"How can we not be united against death?" - Keith Olberman
People die, it is what we do. If people didn't die, none of us would be alive; there would be no need for new people. Death is a real help in bringing new perspectives to a changing world. You have formative experiences. People are designed to extrapolate patterns based on tiny occurrences. Some of them are bound to be wrong. And what was true need not be true now, so it isn't helpful to believe it anymore. In any event, there is nothing you can do to prevent you from dying. No matter how many times your life is saved, YOU WILL DIE. Accept it. Get over it. Those are the rules and no one can change them.
We, as a nation, will never be able to have anything close to a useful debate on healthcare reform until we admit that people, even American citizens, die. As it is, the "debate" is constantly derailed by politicians raising the grim specter of death as a way of dismissing anything the otherside has to offfer. As it is now, the success rate of the American Healthcare system against death is a dismal 0%. And, any change to the system is going to have the end result of 100% of Americans dying. So, it is more that the "leaders" of "our" "discussion" on healthcare refrom that need to accept death before there can even be a beginning to honest debate. Because they keep running down the middle of the street screaming about how "they" are so heartless as to allow people to die. (People, of course, in this case being US citizens, we can all agree that the millions of "illegal" immigrants here can just drop dead right away)
But it would help if American society could come to terms with death - just a little bit. In movies, it is a happy ending if all the main characters live and a sad ending if main characters die. Like if we don't see them die, they don't. A driving force of our healthcare system (that argue in favor all you want about certain parts of it, it is broken and has been getting steadily worse in all the ways it was already getting worse in back in the HillaryCare Horror of 1993 - 16 years.) is this grim determniation to "fight" death. A survival instinct is natural, fine. But death, also natural.
People can be suffering their whole lives, getting sick from preventable causes, but once it gets to the point where they are about to die, HOLY SHIT! death is wrong! Break out the ambulances and the wild technological advances. And, ok, we saved you from dying just then, but, it looks like you are going to die. Well, I am super rich and I will do WHATEVER IT TAKES to keep myself from dying (death, again, is unAmerican, and a sign of personal weakness, I've never believed in it myself). There are some good things that came out of this do whatever it takes approach. It has sparked innovation. There are people willing to pay for and undergo risky new procedures becaue of this insane rejection of death as "an option,"

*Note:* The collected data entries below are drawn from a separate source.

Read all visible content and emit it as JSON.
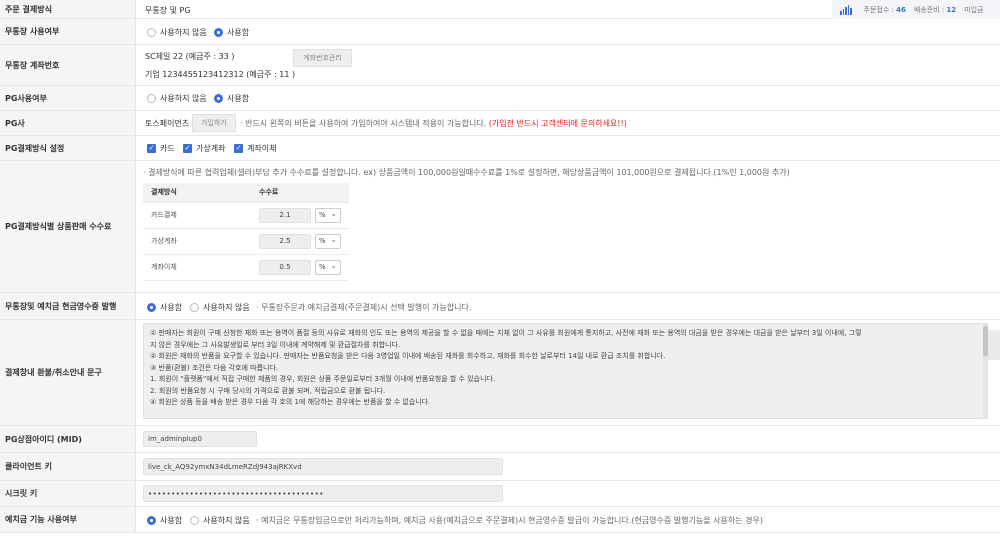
{
  "rows": {
    "order_payment": {
      "label": "주문 결제방식",
      "value": "무통장 및 PG"
    },
    "bank_use": {
      "label": "무통장 사용여부",
      "opt_off": "사용하지 않음",
      "opt_on": "사용함",
      "selected": "on"
    },
    "bank_account": {
      "label": "무통장 계좌번호",
      "line1": "SC제일 22 (예금주 : 33 )",
      "line2": "기업 1234455123412312 (예금주 : 11 )",
      "button": "계좌번호관리"
    },
    "pg_use": {
      "label": "PG사용여부",
      "opt_off": "사용하지 않음",
      "opt_on": "사용함",
      "selected": "on"
    },
    "pg_company": {
      "label": "PG사",
      "name": "토스페이먼츠",
      "join_button": "가입하기",
      "desc": "· 반드시 왼쪽의 버튼을 사용하여 가입하여야 시스템내 적용이 가능합니다.",
      "warn": "(가입전 반드시 고객센터에 문의하세요!!)"
    },
    "pg_methods": {
      "label": "PG결제방식 설정",
      "methods": [
        "카드",
        "가상계좌",
        "계좌이체"
      ]
    },
    "pg_fee": {
      "label": "PG결제방식별 상품판매 수수료",
      "desc": "· 결제방식에 따른 협력업체(셀러)부담 추가 수수료를 설정합니다. ex) 상품금액이 100,000원일때수수료를 1%로 설정하면, 해당상품금액이 101,000원으로 결제됩니다.(1%인 1,000원 추가)",
      "col_method": "결제방식",
      "col_fee": "수수료",
      "items": [
        {
          "method": "카드결제",
          "fee": "2.1",
          "unit": "%"
        },
        {
          "method": "가상계좌",
          "fee": "2.5",
          "unit": "%"
        },
        {
          "method": "계좌이체",
          "fee": "0.5",
          "unit": "%"
        }
      ]
    },
    "cash_receipt": {
      "label": "무통장및 예치금 현금영수증 발행",
      "opt_on": "사용함",
      "opt_off": "사용하지 않음",
      "desc": "· 무통장주문과 예치금결제(주문결제)시 선택 발행이 가능합니다.",
      "selected": "on"
    },
    "refund_notice": {
      "label": "결제창내 환불/취소안내 문구",
      "lines": [
        "① 판매자는 회원이 구매 신청한 재화 또는 용역이 품절 등의 사유로 재화의 인도 또는 용역의 제공을 할 수 없을 때에는 지체 없이 그 사유를 회원에게 통지하고, 사전에 재화 또는 용역의 대금을 받은 경우에는 대금을 받은 날부터 3일 이내에, 그렇",
        "지 않은 경우에는 그 사유발생일로 부터 3일 이내에 계약해제 및 환급절차를 취합니다.",
        "② 회원은 재화의 반품을 요구할 수 있습니다. 판매자는 반품요청을 받은 다음 3영업일 이내에 배송된 재화를 회수하고, 재화를 회수한 날로부터 14일 내로 환급 조치를 취합니다.",
        "③ 반품(환불) 조건은 다음 각호에 따릅니다.",
        "1. 회원이 \"플랫폼\"에서 직접 구매한 제품의 경우, 회원은 상품 주문일로부터 3개월 이내에 반품요청을 할 수 있습니다.",
        "2. 회원의 반품요청 시 구매 당시의 가격으로 환불 되며, 적립금으로 환불 됩니다.",
        "④ 회원은 상품 등을 배송 받은 경우 다음 각 호의 1에 해당하는 경우에는 반품을 할 수 없습니다."
      ]
    },
    "mid": {
      "label": "PG상점아이디 (MID)",
      "value": "im_adminplup0"
    },
    "client_key": {
      "label": "클라이언트 키",
      "value": "live_ck_AQ92ymxN34dLmeRZdJ943ajRKXvd"
    },
    "secret_key": {
      "label": "시크릿 키",
      "value": "••••••••••••••••••••••••••••••••••••••"
    },
    "deposit_use": {
      "label": "예치금 기능 사용여부",
      "opt_on": "사용함",
      "opt_off": "사용하지 않음",
      "desc": "· 예치금은 무통장입금으로만 처리가능하며, 예치금 사용(예치금으로 주문결제)시 현금영수증 발급이 가능합니다.(현금영수증 발행기능을 사용하는 경우)",
      "selected": "on"
    }
  },
  "topstats": {
    "orders_label": "주문접수 :",
    "orders": "46",
    "ready_label": "배송준비 :",
    "ready": "12",
    "unpaid_label": "미입금"
  },
  "colors": {
    "accent": "#3a6fd0",
    "warn": "#e02020",
    "label_bg": "#f5f5f5"
  }
}
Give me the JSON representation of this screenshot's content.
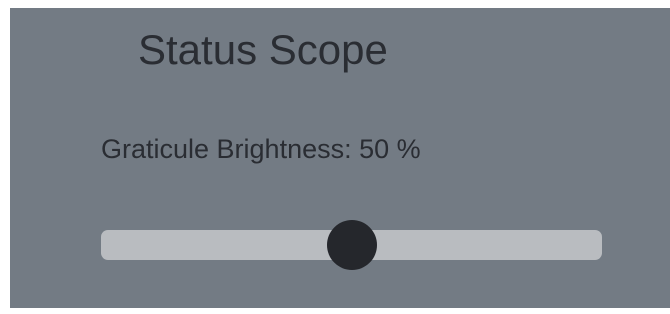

America has come up with some kickass medical procedures to cheat death for weeks at a time. Of course, then uppermiddle class people try and get in on it, and then it gets into magazines and shit and people who can't afford insanely expensive procedures find out about them, and they too will do whatever it takes. And just going back to the emergency room, anyone who is actively dying, we go all out in stopping that. I mean, that is a different part of the whole healthcare problem.
However wrong it seems there is something definitely UnAmerican about not letting the super-rich using their (taxed) riches to keep themselves alive no matter the cost. I mean, that is their right. Here, your money counts as speech and counts as how important you are seen by your peers, and so why not in how you die. I mean, the Joneses spent 5 million dollars keeping their father alive, we can't spend less than that. We would be giving in to death.
Ok, so one of the problems is with procedures that don't make sense that were only invented to fit the fancies of the rich, and are only brought to a wider audience because people just can't die. We as a nation can't stand around while people die.
Shit. I didn't mean to get into every part of healthcare - it is so complicated and none of the actual issues have really been addressed soberly because of the whole American psychosis about death. We aren't united against death, except at the very end, unless you are an "illegal" immigrant.
But, the main, easiest thing to do, without any type of grotesque pork for insurance companies, is to create a Public Option for second tier health care. This will give people access to treatment that will keep them from unnecssarilly dying at age 30 or 50. And it will go a HUGE way towards keeping a lock on the insanely rising cost of health insurance.
All of the other things are for later. But even that one simple thing, which would help everyone (because you know emergency room visits and not being able to pay for care which makes hospitals and doctors raise their prices for people who can afford care, which leads to insurance companies raising their premiums and denying more coverage because they don't want to deal with these huge costs. With higher insurance and hospital and doctor costs, people who used to be able to pay are now no longer able to pay. This results in costs spiralling out of control, trying to get enough money from the ever dwindling population of people who can pay)
That one is sort of simple. But we can't even do that because you get bozos yelling at each other about death.
So, please, (assuming someone is reading this) use this Halloween and the Day of the Dead to try and come to terms at least a little about your mortality. You will die. And so will everyone you know and love. It is just the rules. It is okay to not want someone close to you die, but they will and if not know, later. Read around, find some nice rituals form other cultures. Americans are good appropriatiors of other cultures.